Abstract
Due to recent advancements in measurement precision and in laser field generation techniques,
new phenomena were observed in strong-field ionization physics. It appeared that
the explanation of new phenomena were based on the previously unidentified Coulomb
field effects of the atomic core on the ionized electron, and on the interrelations of the
Coulomb field and nondipole effects.
The aim of this thesis is two fold. Firstly, we develop analytical methods for more
accurate description of the strong-field ionization process, which is based on a more accurate
treatment of the electron dynamics in the laser and Coulomb field of the atomic
core, with an emphasize on nondipole effects. Secondly, we apply the developed analytical
methods, along with the common theoretical machinery of strong-field physics, for
explanation of the results of recent and ongoing experiments devoted to the interplay
of the Coulomb and nondipole effects in strong-field ionization process in mid-infrared
laser fields of linear and elliptical polarization, as well as for extension of the strong-field
holography technique into the nondipole regime.
Within the first aim, we advance the quantum theory of the Coulomb-corrected strongfield
approximation, calculating the high-order correction terms to the electron continuum
wave function in the laser and Coulomb fields using the eikonal-Volkov approximation
and describe nonadiabatic momentum shifts for photoelectrons. Further, we develop
a classical theory for the description of multiple recollisions of the ionized electron with
the atomic core, which is the basis for understanding of the, so-called, Coulomb focusing
phenomenon. The key point is a restriction of the interaction to well specified and defined
rescattering points along the electron classical trajectory, which leads to analytical
estimates for the momentum transfer at these points and, subsequently, for the total
momentum transfer to any electron tunneled at any arbitrary phase of the laser field.
Although, the Coulomb field is treated as a perturbation near each scattering point, it
appears to disturb the global dynamics significantly via multiple recollisions.
The derived analytical formulas for the Coulomb momentum transfer of the classical
theory are employed to gain a deeper insight into the features of Coulomb focusing in
different field configurations.
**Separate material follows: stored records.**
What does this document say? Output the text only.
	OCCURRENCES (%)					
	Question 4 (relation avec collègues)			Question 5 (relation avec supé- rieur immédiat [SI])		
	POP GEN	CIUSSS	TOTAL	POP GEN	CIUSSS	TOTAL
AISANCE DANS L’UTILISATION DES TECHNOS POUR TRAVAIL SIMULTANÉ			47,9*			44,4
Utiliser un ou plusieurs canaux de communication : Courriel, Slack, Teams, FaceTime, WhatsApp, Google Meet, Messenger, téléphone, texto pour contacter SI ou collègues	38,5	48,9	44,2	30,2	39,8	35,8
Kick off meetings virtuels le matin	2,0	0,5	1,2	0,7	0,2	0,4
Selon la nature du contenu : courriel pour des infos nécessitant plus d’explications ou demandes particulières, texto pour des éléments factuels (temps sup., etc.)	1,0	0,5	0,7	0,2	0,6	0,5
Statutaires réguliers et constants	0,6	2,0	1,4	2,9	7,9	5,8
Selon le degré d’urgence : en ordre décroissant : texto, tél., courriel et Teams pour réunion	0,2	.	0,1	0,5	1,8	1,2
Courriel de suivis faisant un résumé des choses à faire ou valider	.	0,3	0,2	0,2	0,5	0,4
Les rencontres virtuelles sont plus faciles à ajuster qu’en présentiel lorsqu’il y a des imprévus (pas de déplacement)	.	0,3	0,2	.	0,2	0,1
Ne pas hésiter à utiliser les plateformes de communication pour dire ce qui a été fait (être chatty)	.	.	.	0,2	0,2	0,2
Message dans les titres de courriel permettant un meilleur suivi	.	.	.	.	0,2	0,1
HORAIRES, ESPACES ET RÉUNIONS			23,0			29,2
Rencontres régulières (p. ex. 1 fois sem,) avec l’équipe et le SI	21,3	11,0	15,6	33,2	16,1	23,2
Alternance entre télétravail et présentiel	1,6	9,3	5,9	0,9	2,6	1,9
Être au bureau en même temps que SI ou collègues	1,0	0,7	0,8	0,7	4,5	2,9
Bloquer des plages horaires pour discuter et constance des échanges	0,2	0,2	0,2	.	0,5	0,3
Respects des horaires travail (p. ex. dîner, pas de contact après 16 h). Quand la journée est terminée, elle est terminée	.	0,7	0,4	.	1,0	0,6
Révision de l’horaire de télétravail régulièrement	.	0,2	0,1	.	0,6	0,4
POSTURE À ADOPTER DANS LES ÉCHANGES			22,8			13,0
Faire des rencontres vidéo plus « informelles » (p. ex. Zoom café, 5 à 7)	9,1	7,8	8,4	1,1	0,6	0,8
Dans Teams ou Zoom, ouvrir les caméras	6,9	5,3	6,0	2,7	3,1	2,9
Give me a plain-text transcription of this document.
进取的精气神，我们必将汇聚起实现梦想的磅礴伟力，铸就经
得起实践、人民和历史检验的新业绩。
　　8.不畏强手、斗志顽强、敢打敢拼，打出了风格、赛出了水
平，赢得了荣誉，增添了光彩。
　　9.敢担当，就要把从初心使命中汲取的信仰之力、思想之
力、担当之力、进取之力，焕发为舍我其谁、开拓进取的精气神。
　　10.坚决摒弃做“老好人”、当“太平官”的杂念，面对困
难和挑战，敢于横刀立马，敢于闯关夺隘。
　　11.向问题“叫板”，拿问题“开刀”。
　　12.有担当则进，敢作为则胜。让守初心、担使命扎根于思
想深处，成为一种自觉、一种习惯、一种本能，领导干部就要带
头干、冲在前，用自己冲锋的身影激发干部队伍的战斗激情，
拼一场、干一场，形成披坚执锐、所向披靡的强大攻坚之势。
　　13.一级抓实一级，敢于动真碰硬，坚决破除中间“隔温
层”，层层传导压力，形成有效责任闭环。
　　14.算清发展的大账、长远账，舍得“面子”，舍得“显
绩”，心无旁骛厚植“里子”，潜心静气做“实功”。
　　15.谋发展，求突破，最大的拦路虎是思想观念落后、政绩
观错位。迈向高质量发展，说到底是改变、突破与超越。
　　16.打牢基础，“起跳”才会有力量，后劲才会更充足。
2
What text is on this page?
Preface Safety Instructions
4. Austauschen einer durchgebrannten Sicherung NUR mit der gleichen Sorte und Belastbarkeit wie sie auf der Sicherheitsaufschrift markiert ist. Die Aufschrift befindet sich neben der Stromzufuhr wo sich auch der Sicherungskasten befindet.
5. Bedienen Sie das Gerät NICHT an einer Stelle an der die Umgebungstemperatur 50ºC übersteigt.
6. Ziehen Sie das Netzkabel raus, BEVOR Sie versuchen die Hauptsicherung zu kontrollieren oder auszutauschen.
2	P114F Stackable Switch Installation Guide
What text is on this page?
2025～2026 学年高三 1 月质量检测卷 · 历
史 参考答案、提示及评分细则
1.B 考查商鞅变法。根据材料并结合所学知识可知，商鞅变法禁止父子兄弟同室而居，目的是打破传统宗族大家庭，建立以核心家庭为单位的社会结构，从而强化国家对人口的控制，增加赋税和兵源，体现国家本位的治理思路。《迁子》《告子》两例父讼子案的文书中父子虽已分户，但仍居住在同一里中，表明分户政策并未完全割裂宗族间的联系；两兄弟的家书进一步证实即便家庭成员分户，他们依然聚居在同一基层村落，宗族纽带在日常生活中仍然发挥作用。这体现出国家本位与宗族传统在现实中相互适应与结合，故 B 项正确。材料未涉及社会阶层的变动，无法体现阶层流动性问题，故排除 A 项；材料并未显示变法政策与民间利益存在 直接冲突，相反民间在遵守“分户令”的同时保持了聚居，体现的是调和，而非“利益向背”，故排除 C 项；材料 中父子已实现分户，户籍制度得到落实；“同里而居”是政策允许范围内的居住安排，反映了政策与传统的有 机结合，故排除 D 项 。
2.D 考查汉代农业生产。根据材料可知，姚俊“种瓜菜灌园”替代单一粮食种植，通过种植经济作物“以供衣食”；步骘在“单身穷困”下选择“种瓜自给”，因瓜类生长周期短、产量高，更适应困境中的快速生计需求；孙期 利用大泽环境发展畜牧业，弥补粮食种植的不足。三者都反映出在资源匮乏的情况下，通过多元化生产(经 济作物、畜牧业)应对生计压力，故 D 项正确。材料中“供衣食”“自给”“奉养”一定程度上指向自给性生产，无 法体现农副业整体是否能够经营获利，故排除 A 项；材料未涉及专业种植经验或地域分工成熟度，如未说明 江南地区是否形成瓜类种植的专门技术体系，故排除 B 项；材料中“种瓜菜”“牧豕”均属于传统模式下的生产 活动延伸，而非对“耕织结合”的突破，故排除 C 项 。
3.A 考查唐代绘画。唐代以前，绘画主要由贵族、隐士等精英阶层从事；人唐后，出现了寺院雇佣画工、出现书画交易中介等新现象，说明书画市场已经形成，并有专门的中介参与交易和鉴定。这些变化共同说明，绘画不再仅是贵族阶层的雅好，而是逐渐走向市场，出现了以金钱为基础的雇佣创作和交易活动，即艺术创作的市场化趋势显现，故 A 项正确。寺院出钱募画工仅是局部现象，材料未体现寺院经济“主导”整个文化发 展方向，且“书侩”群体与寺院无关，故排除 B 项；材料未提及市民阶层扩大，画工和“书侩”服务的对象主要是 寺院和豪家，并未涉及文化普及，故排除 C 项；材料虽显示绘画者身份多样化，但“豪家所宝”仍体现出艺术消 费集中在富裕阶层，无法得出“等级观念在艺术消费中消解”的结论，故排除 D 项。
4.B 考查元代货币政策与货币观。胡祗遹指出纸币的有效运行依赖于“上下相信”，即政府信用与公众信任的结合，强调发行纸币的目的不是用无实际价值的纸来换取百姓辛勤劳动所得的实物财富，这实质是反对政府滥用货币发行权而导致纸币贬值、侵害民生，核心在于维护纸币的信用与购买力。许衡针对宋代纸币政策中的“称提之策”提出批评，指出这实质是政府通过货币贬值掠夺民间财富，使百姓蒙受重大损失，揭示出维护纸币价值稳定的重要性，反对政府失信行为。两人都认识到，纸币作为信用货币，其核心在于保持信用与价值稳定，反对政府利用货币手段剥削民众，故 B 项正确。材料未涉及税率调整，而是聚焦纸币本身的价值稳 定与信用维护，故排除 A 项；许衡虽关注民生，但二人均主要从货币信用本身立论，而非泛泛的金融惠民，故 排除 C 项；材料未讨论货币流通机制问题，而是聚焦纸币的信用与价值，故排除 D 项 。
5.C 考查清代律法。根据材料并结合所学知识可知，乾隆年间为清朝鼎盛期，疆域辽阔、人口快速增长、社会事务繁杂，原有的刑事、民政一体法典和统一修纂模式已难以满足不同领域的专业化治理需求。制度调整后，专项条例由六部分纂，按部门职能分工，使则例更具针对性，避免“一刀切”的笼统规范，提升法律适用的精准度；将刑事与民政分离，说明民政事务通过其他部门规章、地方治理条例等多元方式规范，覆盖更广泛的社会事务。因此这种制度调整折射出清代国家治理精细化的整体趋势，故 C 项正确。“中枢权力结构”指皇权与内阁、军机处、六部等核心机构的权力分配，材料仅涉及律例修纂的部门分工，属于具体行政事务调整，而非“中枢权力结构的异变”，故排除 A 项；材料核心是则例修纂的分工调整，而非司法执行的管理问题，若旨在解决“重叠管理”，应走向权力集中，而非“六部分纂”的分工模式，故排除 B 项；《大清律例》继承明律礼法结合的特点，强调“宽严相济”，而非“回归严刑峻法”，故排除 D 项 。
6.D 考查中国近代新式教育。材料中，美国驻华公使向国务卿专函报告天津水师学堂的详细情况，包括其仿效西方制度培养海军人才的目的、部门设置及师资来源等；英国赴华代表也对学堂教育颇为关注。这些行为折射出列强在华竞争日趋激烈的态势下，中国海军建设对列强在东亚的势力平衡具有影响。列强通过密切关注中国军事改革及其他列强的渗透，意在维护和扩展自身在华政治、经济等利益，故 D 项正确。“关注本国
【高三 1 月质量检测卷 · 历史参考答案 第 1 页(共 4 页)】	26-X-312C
In particular, we provide an explanation and scaling for the
counterintuitive negative shift of the Coulomb focusing cusp in a recent experiment with
a linearly polarized mid-infrared laser field, and show its dependence on the photoelectron
energy. Further, we explain the appearance of the sharp ridge of low-energy electrons in
the experimental photoelectron momentum distribution in an elliptically polarized laser
field, and show how it is related to the shift of photoelectron momentum distribution
against the laser propagation direction due to nondipole effects.
Finally, we give an interpretation of the experimental results on strong-field photoelectron
holography in the nondipole regime. We employ three different theoretical
techniques for calculation of interference patterns: Coulomb-corrected strong-field approximation,
Quantum-Trajectory Monte Carlo simulations and Simple-man’s three-step
model, and provide a description of the nondipole features of the interference fringes. We
analyze the signature of atomic species for the interferometric holography pattern in the
photoelectron distribution, discussing the cases of a xenon atom and an O2 molecule.